Monday, November 17, 2008

How To Find Keywords for Marketing Research

By Brian Armstrong

Just about any of your internet marketing efforts begin with finding keywords that people are actually searching for that you can use to get traffic. One of the most solid ways to get visitors to your website is through the search engines.

Begin with a spreadsheet where you can keep a record of your keywords. If you begin with the most common keywords or keyword phrases that represent what you think people are searching for when you want them to find your website. This is the list that most everybody else that has a website has considered, so we need to take this to the next level with more specific keywords.

From the more broad keyword phrases, you'll be able to take more specific keyword phrases that indicate individuals being more apt to take action or buy products or services from you. For instance, someone that searches for "mp3 players" isn't as ready to actually buy an mp3 player versus someone who searches for "32GB iPod Touch 2nd Gen". Now, when you end up reviewing the competition for these keywords, there are millions of pages using the keyword phrases "mp3 players" but only a few thousand pages that use "32GB iPod Touch 2nd Gen".

There are a couple of websites that can be used to determine how many searches are done on a monthly basis. Once you determine this, add this information to your spreadsheet. It will come in handy when you need to see which keywords are worth pursuing vs. those that will be a waste of time. The two websites that you'll be using are Google Adwords keyword tool and the freekeywords.wordtracker.com website. Both of these will give you keyword ideas and the number of monthly searches.

Once you know how many monthly searches there are for your keywords, you need to know which of those keyword phrases have the most competition and the least competition of course. When you can identify keyword phrases that get a good amount of searches with very little competition, you'll have keywords that you can use to get some good results.

Google has some advanced search features that will tell you how many pages there are in its index that contain your keyword phrase in some strategic places. If you search with Google for the allinanchor or allintitle results, you'll have data about how often your keyword phrase is used as anchor text or used in the title of the website.

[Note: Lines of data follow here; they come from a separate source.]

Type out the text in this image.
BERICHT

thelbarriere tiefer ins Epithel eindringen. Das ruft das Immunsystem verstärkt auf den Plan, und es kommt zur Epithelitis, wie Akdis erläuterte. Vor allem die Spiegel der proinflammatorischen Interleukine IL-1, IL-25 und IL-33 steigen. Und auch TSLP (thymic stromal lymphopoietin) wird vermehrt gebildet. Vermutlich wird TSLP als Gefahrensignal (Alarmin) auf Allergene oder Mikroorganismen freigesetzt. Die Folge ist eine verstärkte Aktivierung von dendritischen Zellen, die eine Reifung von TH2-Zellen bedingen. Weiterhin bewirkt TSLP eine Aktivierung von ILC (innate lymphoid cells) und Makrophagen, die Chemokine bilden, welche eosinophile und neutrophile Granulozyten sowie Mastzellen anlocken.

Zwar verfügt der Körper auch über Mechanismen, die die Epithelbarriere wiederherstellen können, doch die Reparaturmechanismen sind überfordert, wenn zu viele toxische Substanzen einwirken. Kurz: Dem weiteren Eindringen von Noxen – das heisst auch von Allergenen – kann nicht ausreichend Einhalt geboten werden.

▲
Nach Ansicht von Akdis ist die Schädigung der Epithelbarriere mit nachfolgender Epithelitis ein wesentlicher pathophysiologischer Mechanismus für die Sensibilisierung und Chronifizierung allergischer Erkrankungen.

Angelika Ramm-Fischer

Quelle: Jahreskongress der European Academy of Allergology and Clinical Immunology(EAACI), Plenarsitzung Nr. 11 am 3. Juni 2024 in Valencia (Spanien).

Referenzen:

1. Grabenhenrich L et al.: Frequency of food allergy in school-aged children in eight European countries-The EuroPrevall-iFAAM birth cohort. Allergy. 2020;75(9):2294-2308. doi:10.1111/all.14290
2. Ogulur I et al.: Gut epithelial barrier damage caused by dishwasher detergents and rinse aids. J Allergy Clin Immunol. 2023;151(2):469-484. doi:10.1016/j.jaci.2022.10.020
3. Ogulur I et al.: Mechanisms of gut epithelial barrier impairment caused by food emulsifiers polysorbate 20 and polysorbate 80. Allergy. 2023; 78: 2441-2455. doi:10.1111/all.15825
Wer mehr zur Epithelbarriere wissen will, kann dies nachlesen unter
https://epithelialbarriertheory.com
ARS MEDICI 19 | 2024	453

In order to decide which keyword phrases to use, start with keyword phrases that have a minimum of 100 searches per day or 3000 searches per month. Of course, if you are very specialized, you may go for less than 100 searches per day. It all depends on what you want for your business. As far as competition, target keyword phrases that have less than 10,000 allintitle results. The lower you can get on this number, the easier it will be to rank high on the search engines.

Finding keywords is just the start. Once you have your keyword phrases, you'll need to place those strategically in your web pages including in the page title, h1 tags, and within the content of the page itself. Ideally, you'll have about a 3-5% keyword density. What this means is that you'll use your 2-3 word keyword phrase about 1-2 times for every 100 words. If you have a few paragraphs in your blog post or your web page, plan on about 1 keyword phrase per paragraph. If you use those keyword phrases in the right way, you'll be on your way to getting those top rankings.